Capítulo 65 - Terreno Perigoso (3/3)
“Entendo”, murmurou Zorian para si mesmo, girando o retransmissor telepático na mão. A placa de metal de aparência inofensiva estava conectada à longa, longa cadeia de retransmissores telepáticos que seu simulacro deixara para trás, como migalhas de pão, enquanto viajava cada vez mais para o sul. Ele ocasionalmente recebia relatórios e pacotes de memória do simulacro, detalhando os problemas que sua cópia havia encontrado na jornada.
“Algo bom?” perguntou Zach.
“Meu simulacro finalmente chegou a Koth”, disse Zorian. “Ou pelo menos à cidade portuária de Jasuka, que geralmente é considerada o porto de entrada para a região.”
“Cara, finalmente”, disse Zach. “O reinício vai terminar em menos de dois dias. Eu estava começando a me perguntar por que ele estava demorando tanto.”
“Não é tão simples assim…” protestou Zorian, sentindo-se compelido a defender sua cópia. Foi uma jornada difícil e frustrante, e Zorian estava sinceramente grato ao seu simulacro por realmente tentar sua tarefa com seriedade, em vez de fazer um trabalho meia-boca ou desistir no meio do caminho.

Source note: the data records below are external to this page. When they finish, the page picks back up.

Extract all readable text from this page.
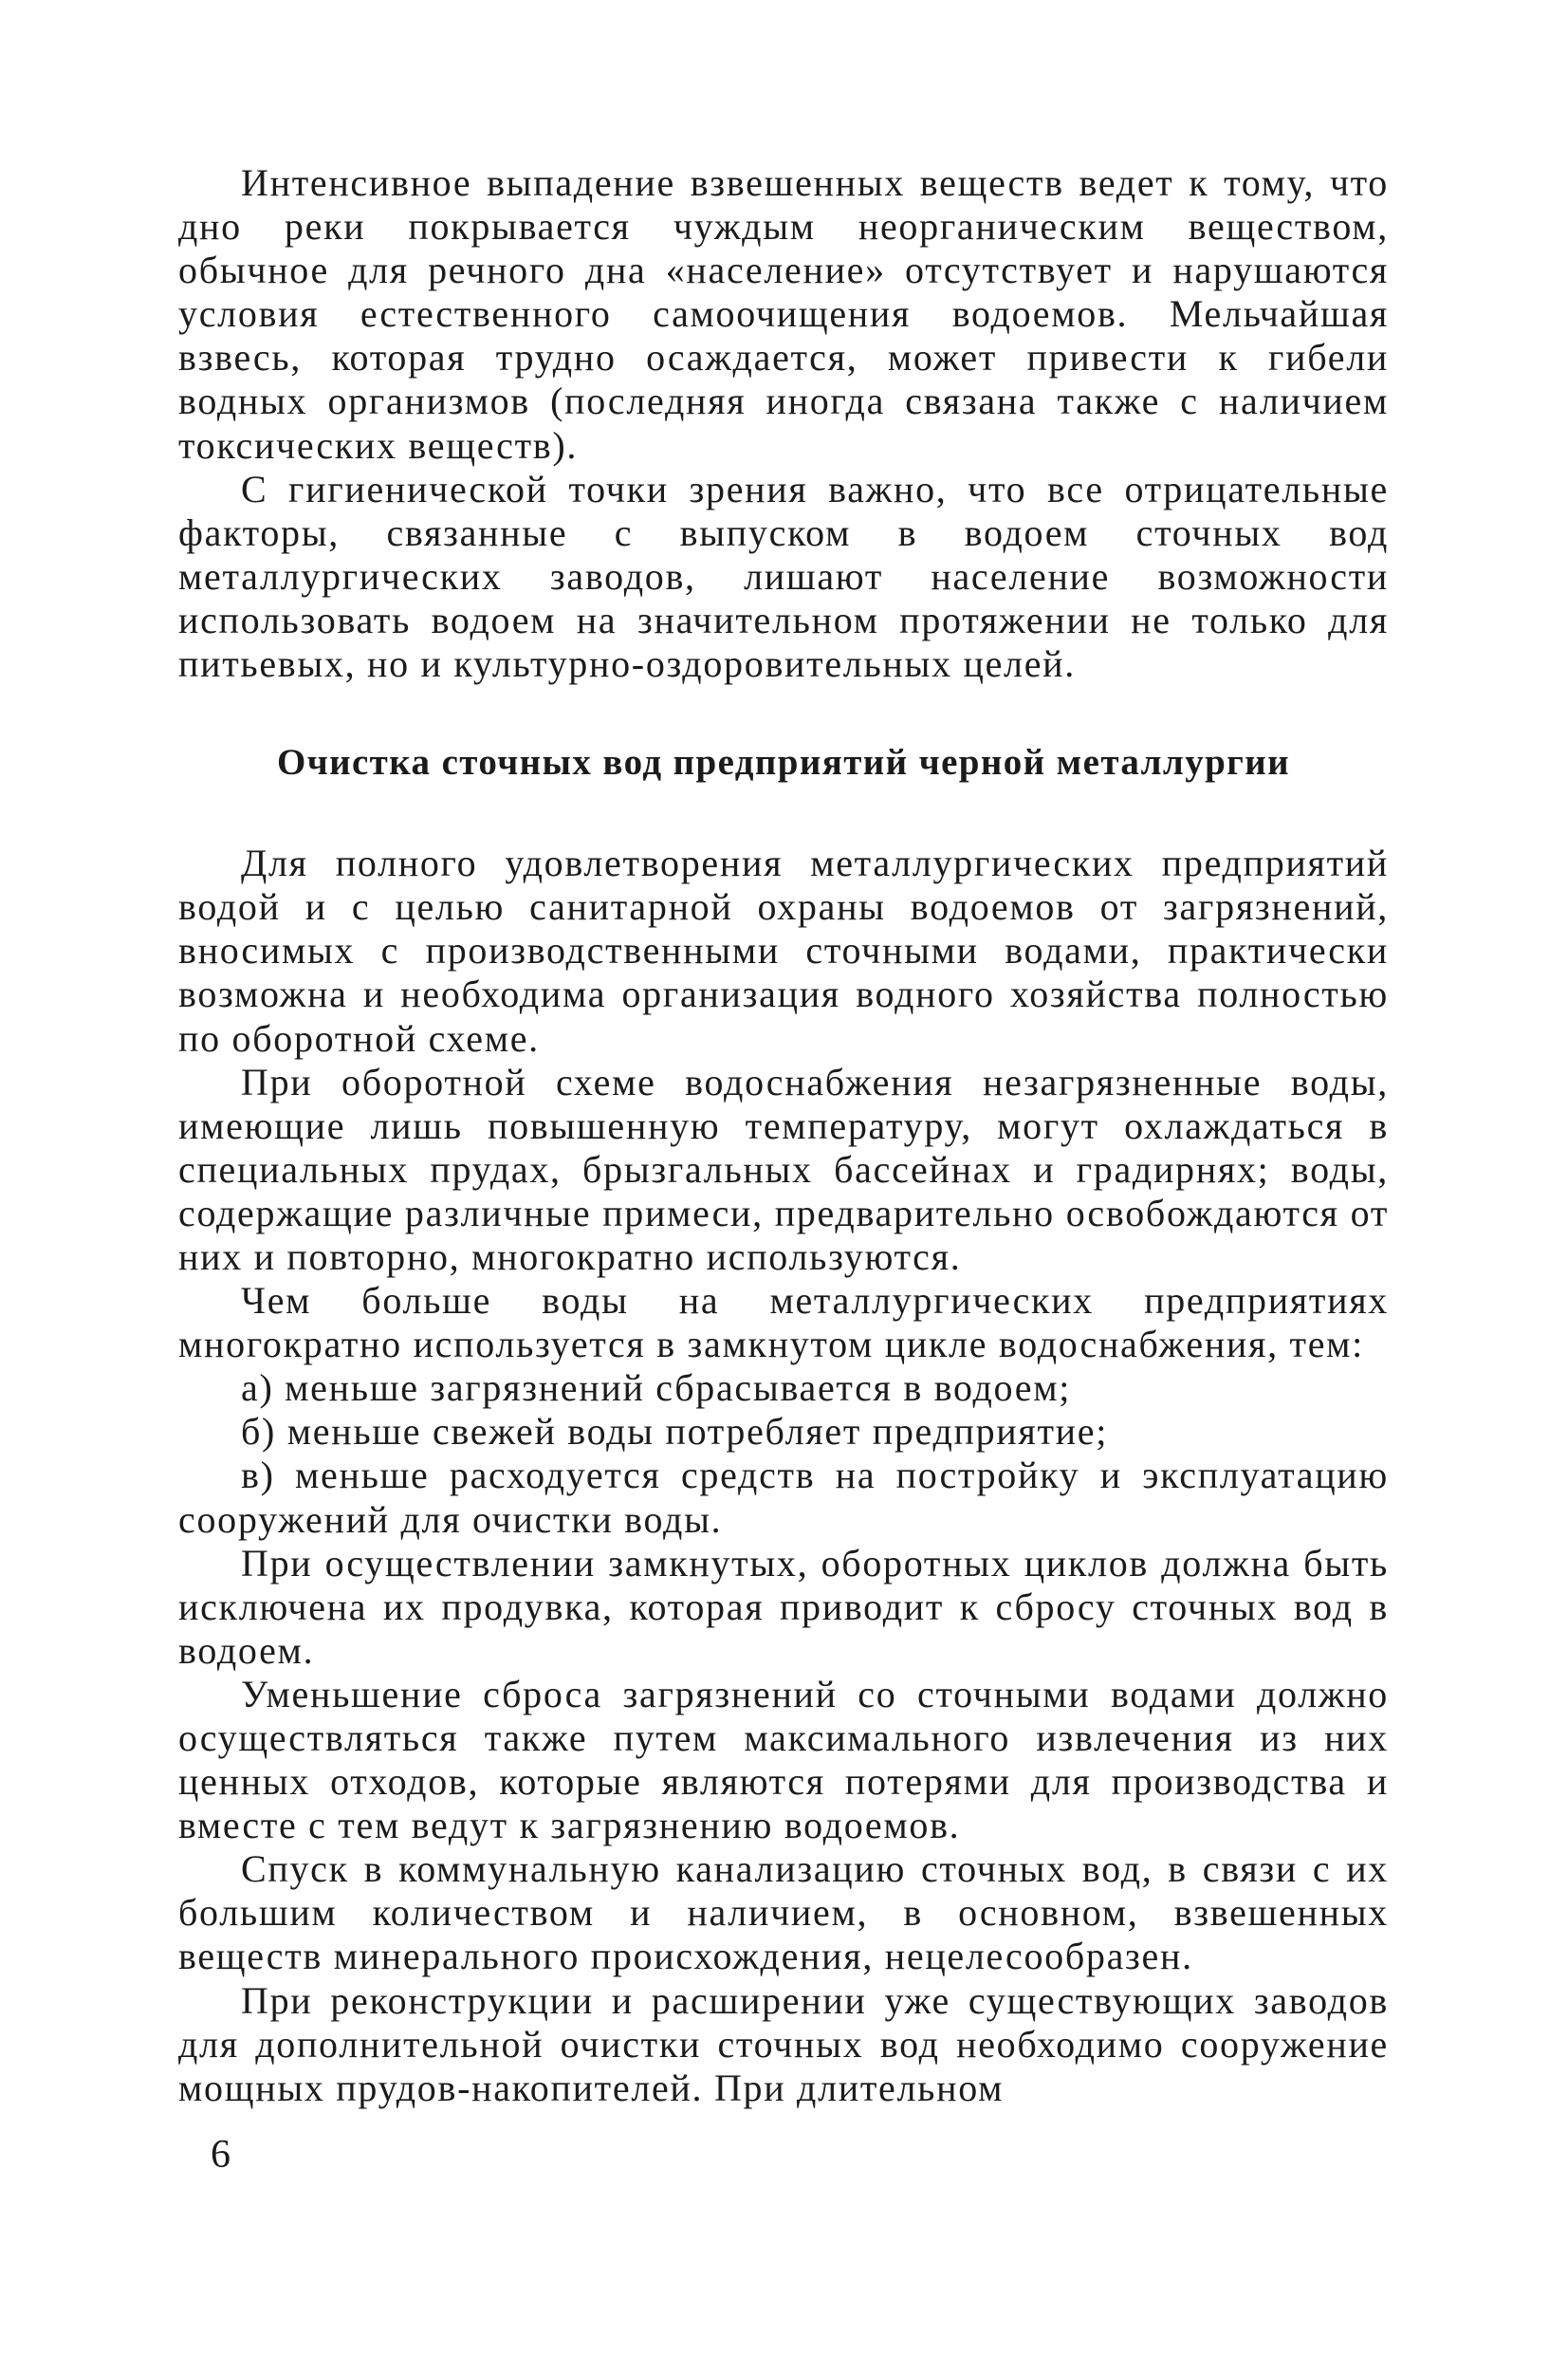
Интенсивное выпадение взвешенных веществ ведет к тому, что дно реки покрывается чуждым неорганическим веществом, обычное для речного дна «население» отсутствует и нарушаются условия естественного самоочищения водоемов. Мельчайшая взвесь, которая трудно осаждается, может привести к гибели водных организмов (последняя иногда связана также с наличием токсических веществ).

С гигиенической точки зрения важно, что все отрицательные факторы, связанные с выпуском в водоем сточных вод металлургических заводов, лишают население возможности использовать водоем на значительном протяжении не только для питьевых, но и культурно-оздоровительных целей.

Очистка сточных вод предприятий черной металлургии

Для полного удовлетворения металлургических предприятий водой и с целью санитарной охраны водоемов от загрязнений, вносимых с производственными сточными водами, практически возможна и необходима организация водного хозяйства полностью по оборотной схеме.

При оборотной схеме водоснабжения незагрязненные воды, имеющие лишь повышенную температуру, могут охлаждаться в специальных прудах, брызгальных бассейнах и градирнях; воды, содержащие различные примеси, предварительно освобождаются от них и повторно, многократно используются.

Чем больше воды на металлургических предприятиях многократно используется в замкнутом цикле водоснабжения, тем:

а) меньше загрязнений сбрасывается в водоем;

б) меньше свежей воды потребляет предприятие;

в) меньше расходуется средств на постройку и эксплуатацию сооружений для очистки воды.

При осуществлении замкнутых, оборотных циклов должна быть исключена их продувка, которая приводит к сбросу сточных вод в водоем.

Уменьшение сброса загрязнений со сточными водами должно осуществляться также путем максимального извлечения из них ценных отходов, которые являются потерями для производства и вместе с тем ведут к загрязнению водоемов.

Спуск в коммунальную канализацию сточных вод, в связи с их большим количеством и наличием, в основном, взвешенных веществ минерального происхождения, нецелесообразен.

При реконструкции и расширении уже существующих заводов для дополнительной очистки сточных вод необходимо сооружение мощных прудов-накопителей. При длительном

6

“Eu sei, eu sei”, disse Zach, acenando com as mãos em um gesto apaziguador. “Não precisa ficar todo protetor com sua preciosa cópia. Certamente não vou reclamar de não ter que fazer nada além de esperar enquanto seus simulacros fazem todo o trabalho. E a velocidade de viagem certamente aumentará à medida que seus simulacros descobrirem rotas melhores no futuro. Mas você tem que admitir que isso é meio decepcionante.”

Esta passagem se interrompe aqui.